Hile nitelikli bir yalandır. Fail tarafından yapılan hileli davranış belli oranda ağır, yoğun ve ustaca olmalı, sergileniş açısından mağdurun inceleme olanağını ortadan kaldıracak nitelikte bir takım hareketler olmalıdır.

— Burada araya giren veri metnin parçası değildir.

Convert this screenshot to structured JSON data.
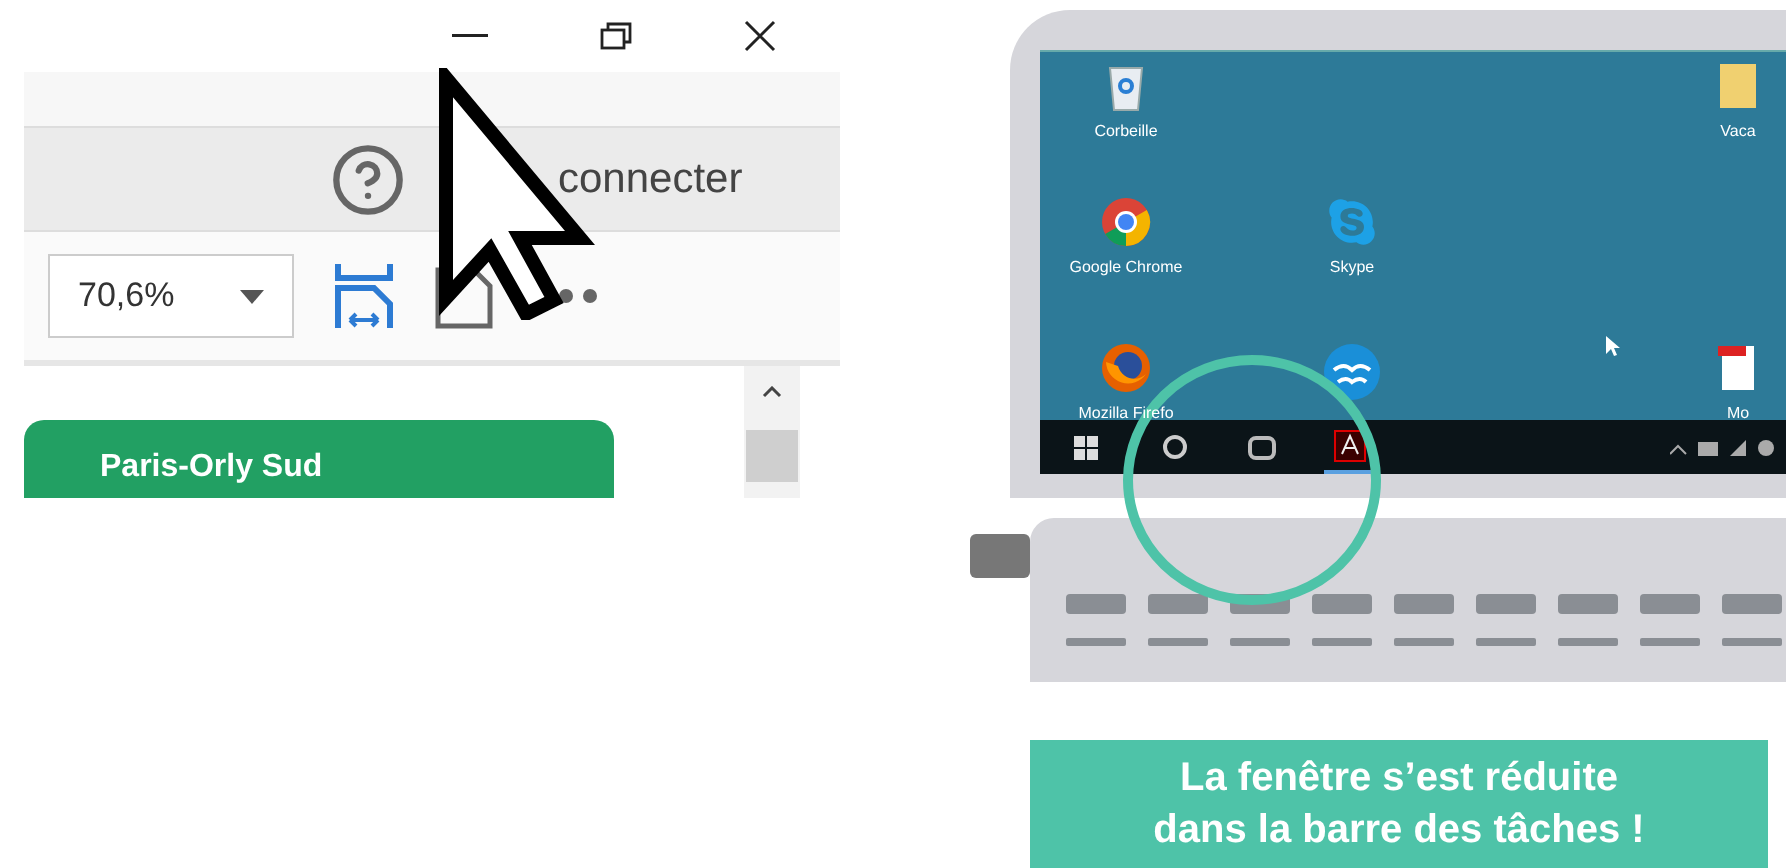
{
  "app_window": {
    "connect_text": "connecter",
    "zoom_select": {
      "value": "70,6%"
    },
    "card_title": "Paris-Orly Sud"
  },
  "laptop": {
    "desktop_icons": [
      {
        "kind": "recycle",
        "label": "Corbeille"
      },
      {
        "kind": "folder",
        "label": "Vaca"
      },
      {
        "kind": "chrome",
        "label": "Google Chrome"
      },
      {
        "kind": "skype",
        "label": "Skype"
      },
      {
        "kind": "firefox",
        "label": "Mozilla Firefo"
      },
      {
        "kind": "openoffice"
      },
      {
        "kind": "pdf",
        "label": "Mo"
      }
    ],
    "taskbar_items": [
      {
        "kind": "start",
        "selected": false
      },
      {
        "kind": "search",
        "selected": false
      },
      {
        "kind": "taskview",
        "selected": false
      },
      {
        "kind": "acrobat",
        "selected": true
      }
    ]
  },
  "caption": {
    "lines": [
      "La fenêtre s’est réduite",
      "dans la barre des tâches !"
    ]
  }
}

Kullanılan hileli davranışlarla mağdur yanılgıya düşürülmeli ve bu yanıltma sonucu yalanlara inanan mağdur tarafından sanık veya bir başkasına haksız çıkar sağlanmalıdır.
Hilenin kandırıcı nitelikte olup olmadığı olaysal olarak değerlendirilmeli, olayın özelliği, mağdurun durumu, fiille olan ilişkisi, kullanılan hilenin şekli, kullanılmışsa gizlenen veya değiştirilen belgenin nitelikleri ayrı ayrı nazara alınmalıdır.
Somut olayda; sanık …’in kendisini yurt dışında çalışan işçi olarak, diğer sanık …’i ise …’da galericilik yapan yeğeni Ahmet olarak tanıttığı, yeğeninin oğlunun ruh hastası olduğunu, muska yazıp yazamayacağını şikayetçiye sorduğu, şikayetçinin kabul etmemesi üzerine sanık …’in okulunu bitirip diploma alan oğlu için 400 TL hayır parası dağıtmak istediğini belirtip, 1200 TL değerinde olduğunu söylediği tedavülde olmayan Brezilya parasını çıkardığı ve şikayetçiden 800 TL vermesini istediği, şikayetçinin üstünde para olmadığını söylemesi üzerine, diğer sanık …’in “Ben hocanın durumunu biliyorum üstünde ne varsa onu versin” dediği, sonrasında Brezilya parasını verip şikayetçiden 300 TL aldıkları olayda, dolandırıcılık suçunun oluştuğuna yönelik kabulde bir isabetsizlik görülmemiştir.

Yapılan yargılamaya, toplanıp karar yerinde gösterilen delillere, mahkemenin kovuşturma sonuçlarına uygun olarak oluşan kanaat ve takdirine, incelenen dosya kapsamına göre, sanıkların yerinde görülmeyen temyiz itirazlarının reddine, ancak;
Sanıklar hakkında temel ceza tayini sırasında hürriyeti bağlayıcı cezanın alt sınırdan belirlendiği halde adli para cezasının alt sınırdan uzaklaşılarak tespit edilmesi,
Bozmayı gerektirmiş, sanıkların temyiz itirazları bu itibarla yerinde görülmüş olduğundan hükmün bu sebepten dolayı 5320 sayılı Yasanın 8/1.maddesi gereğince uygulanması gereken 1412 sayılı CMUK.un 321.maddesi uyarınca BOZULMASINA, ancak yeniden duruşma yapılmasını gerektirmeyen bu hususun aynı kanunun 322.maddesi uyarınca düzeltilmesi mümkün bulunduğundan, hüküm fıkrasından adli para cezasına ilişkin sırasıyla “120 gün”, “60 gün” ve “1200 TL” adli para cezası terimlerinin tamamen çıkartılarak yerine, sırasıyla “5 gün”, “2 gün” ve” 40 TL” adli para cezası ibaresinin eklenmesi suretiyle sair yönleri usul ve yasaya uygun bulunan hükmün DÜZELTİLEREK ONANMASINA, 27.05.2013 gününde oybirliğiyle karar verildi.